On April 30th, ESPN the Magazine will be running a special NFL Draft edition. Included in the magazine will be a couple articles on marijuana and college sports, namely football. There’s even an article that highlights Oregon specifically, not only the University of Oregon but the community that’s one “of the country’s largest producers of weed.”
With the focus on the football team, along with opening and closing the article that spectates a current Ducks player on the team, it adds more things for the program to deflect. Chip Kelly will no doubt be the spotlight of the situation as it unfolds.
Already this calendar year, Kelly flirted with potentially becoming the next Tampa Bay Buccaneers head coach in late January. On February 17th, former coach Mike Bellotti forced Oregon to report a minor recruiting violation based on what Chip Kelly told him about a few players in an ESPN interview.

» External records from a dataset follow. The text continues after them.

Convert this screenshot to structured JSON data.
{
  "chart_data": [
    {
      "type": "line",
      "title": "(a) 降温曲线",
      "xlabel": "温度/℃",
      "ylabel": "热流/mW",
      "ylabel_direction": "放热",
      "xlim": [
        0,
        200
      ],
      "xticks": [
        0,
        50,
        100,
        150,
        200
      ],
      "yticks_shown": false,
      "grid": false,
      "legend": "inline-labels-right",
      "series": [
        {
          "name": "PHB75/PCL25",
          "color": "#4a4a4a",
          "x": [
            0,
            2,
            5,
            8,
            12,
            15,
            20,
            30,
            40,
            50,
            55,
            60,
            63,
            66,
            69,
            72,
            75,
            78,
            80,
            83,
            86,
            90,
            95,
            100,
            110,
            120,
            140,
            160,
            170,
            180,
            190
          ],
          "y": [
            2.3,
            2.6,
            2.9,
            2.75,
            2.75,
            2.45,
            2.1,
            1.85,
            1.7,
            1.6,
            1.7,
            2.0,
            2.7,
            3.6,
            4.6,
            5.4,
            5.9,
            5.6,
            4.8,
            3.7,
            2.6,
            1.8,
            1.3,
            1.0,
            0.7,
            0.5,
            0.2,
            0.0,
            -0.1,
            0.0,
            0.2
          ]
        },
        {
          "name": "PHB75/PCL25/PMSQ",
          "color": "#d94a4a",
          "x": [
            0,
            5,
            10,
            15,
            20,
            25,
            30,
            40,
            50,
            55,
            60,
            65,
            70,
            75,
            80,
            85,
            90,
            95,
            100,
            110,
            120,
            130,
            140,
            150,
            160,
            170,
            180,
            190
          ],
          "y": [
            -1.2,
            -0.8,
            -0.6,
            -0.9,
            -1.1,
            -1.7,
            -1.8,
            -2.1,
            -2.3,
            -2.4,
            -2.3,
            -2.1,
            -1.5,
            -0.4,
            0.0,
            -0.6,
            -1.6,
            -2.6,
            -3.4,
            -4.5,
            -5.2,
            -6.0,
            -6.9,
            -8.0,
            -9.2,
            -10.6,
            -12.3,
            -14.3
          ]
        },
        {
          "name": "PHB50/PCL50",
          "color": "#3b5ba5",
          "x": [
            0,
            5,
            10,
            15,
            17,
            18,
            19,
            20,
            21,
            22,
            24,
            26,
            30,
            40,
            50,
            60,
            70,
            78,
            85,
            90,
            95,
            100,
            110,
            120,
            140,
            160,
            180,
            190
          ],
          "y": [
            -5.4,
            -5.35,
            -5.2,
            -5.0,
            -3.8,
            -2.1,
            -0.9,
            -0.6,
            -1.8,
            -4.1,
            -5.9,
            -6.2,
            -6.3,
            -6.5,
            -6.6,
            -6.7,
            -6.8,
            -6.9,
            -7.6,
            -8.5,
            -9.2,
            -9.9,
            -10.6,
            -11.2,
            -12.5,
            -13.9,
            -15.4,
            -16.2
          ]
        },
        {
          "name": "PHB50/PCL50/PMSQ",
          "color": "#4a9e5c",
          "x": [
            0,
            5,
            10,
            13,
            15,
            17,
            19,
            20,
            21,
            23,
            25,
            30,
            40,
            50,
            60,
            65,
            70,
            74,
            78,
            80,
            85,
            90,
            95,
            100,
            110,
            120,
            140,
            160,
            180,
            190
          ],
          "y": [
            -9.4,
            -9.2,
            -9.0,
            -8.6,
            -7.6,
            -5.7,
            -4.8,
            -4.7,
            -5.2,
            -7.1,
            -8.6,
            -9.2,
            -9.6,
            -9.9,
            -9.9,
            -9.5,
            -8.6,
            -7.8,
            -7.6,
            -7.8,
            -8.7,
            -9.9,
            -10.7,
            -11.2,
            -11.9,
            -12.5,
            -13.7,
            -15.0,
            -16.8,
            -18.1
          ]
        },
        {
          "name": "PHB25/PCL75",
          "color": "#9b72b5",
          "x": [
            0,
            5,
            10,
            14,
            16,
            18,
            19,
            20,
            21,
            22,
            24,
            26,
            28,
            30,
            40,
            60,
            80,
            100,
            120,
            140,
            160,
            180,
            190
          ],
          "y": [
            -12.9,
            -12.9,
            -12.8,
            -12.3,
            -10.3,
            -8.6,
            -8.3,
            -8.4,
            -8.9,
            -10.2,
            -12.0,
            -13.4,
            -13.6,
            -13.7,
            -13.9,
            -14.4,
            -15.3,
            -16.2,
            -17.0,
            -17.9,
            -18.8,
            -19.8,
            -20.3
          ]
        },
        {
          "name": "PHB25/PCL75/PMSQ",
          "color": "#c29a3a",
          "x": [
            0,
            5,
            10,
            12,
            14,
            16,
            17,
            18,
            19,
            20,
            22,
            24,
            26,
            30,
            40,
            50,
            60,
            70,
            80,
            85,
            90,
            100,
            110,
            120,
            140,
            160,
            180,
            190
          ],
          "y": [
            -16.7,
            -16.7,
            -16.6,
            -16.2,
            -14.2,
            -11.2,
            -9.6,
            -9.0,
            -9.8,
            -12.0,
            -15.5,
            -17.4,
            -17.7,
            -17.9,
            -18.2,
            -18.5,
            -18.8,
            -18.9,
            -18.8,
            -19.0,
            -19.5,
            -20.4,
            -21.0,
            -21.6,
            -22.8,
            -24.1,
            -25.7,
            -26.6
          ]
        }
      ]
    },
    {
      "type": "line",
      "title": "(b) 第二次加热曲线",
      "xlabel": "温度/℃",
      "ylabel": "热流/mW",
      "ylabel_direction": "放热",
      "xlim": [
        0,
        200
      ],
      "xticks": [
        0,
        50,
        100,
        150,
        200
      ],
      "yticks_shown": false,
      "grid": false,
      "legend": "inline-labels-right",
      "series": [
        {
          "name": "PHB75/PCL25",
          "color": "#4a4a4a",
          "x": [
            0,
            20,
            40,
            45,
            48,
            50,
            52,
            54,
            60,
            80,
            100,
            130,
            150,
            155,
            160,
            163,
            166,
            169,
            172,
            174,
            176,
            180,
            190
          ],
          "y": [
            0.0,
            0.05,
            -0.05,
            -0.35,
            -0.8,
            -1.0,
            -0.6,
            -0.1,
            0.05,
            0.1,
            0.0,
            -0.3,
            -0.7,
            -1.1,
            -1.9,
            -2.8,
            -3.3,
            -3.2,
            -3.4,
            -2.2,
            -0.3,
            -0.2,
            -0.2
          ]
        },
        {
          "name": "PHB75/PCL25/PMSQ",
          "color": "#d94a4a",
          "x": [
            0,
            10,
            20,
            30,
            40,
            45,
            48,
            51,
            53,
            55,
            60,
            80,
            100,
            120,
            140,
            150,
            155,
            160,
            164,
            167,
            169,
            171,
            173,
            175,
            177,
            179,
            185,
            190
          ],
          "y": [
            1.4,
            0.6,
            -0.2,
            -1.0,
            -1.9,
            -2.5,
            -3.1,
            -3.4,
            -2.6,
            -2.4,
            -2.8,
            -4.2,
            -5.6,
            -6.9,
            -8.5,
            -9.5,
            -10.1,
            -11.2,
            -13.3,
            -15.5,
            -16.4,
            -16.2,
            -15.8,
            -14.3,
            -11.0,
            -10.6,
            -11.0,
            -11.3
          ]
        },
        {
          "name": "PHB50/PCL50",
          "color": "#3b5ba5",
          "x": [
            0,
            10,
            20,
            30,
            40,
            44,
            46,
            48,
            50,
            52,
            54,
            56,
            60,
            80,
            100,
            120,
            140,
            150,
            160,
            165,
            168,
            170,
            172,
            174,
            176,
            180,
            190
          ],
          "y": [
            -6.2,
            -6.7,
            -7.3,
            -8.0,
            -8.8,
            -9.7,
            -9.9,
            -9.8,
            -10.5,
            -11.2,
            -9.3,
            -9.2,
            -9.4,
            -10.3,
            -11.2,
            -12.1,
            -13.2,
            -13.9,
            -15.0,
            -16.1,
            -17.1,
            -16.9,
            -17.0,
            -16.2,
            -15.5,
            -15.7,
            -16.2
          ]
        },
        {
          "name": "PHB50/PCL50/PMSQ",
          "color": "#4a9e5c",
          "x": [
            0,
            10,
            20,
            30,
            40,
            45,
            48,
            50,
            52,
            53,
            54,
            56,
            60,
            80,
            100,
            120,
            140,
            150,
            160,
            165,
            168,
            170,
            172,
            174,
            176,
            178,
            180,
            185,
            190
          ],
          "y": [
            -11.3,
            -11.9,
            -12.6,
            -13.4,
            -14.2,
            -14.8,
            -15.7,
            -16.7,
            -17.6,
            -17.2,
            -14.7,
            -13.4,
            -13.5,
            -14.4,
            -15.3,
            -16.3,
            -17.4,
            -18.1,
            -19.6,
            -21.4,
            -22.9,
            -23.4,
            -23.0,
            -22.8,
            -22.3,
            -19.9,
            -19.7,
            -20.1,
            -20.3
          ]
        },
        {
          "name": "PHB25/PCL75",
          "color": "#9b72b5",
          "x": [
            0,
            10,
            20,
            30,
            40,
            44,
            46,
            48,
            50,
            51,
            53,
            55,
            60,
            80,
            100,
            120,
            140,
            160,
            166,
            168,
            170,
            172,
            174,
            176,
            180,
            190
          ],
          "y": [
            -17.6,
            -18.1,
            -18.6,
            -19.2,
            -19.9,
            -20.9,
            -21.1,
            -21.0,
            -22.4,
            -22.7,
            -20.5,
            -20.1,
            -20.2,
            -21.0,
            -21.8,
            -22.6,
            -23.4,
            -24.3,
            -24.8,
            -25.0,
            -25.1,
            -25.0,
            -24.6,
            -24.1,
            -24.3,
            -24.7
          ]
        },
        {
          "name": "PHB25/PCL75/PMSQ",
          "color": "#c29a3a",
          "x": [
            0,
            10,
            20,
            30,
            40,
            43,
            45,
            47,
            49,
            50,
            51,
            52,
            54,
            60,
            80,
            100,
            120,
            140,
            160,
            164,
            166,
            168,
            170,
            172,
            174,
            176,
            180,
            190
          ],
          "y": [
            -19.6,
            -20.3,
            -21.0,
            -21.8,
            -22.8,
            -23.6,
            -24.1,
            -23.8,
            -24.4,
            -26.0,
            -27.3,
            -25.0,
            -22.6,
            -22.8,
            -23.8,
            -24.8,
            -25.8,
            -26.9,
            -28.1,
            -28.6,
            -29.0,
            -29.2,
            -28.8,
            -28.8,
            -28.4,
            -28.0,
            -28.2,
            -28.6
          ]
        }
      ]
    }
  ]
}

That was well-forgotten when, just a week later, the NCAA reported they found Kelly using “three scouting services did not conform with NCAA rules, and the Ducks exceeded the number of coaches allowed to recruit.” Essentially, the football program wasn’t monitored correctly, putting the blame solely on Kelly.
Based on the history, it’s only natural for many people to assume that Kelly is letting marijuana use happen in his program freely. While he didn’t make a comment on the article in ESPN the Magazine, the author did note a researcher and former player acknowledged the culture has become smaller as Kelly is cracking down on it as much as possible.
Whether you like Kelly’s approach on limiting availability to the media or not, it’s the way that he wants to handle things to keep his team focused and to be one of the best teams in the nation. You can’t argue with the results in his three years as head coach. The NCAA investigation is still ongoing, and all we can do is speculate on what’s happened until all the information has been released.
There’s also two aspects that people need to remember in this issue:
- It is a big culture in the west coast as the other states that are ranked as high as Oregon is Washington and California. Oregon has not only decriminalized small possessions of pot since 1973, but they now have “more than 55,000 card-carrying patients.”
- This is not only an Oregon issue, it’s a culture that’s developed all over the country in the current generation at these colleges. “About 70 percent confessed to smoking pot” according to an NFL senior executive at the combine.
To throw in Kelly’s name is pointless in this argument. He wants success at his program, and will not tolerate this happening on his team. It’s a culture that’s simply apart of Oregon, and the current generation is much more accepting to this activity. The topic that should be discussed is how much of an issue this really is and how it affects performance on the teams that have developed a bigger culture of it.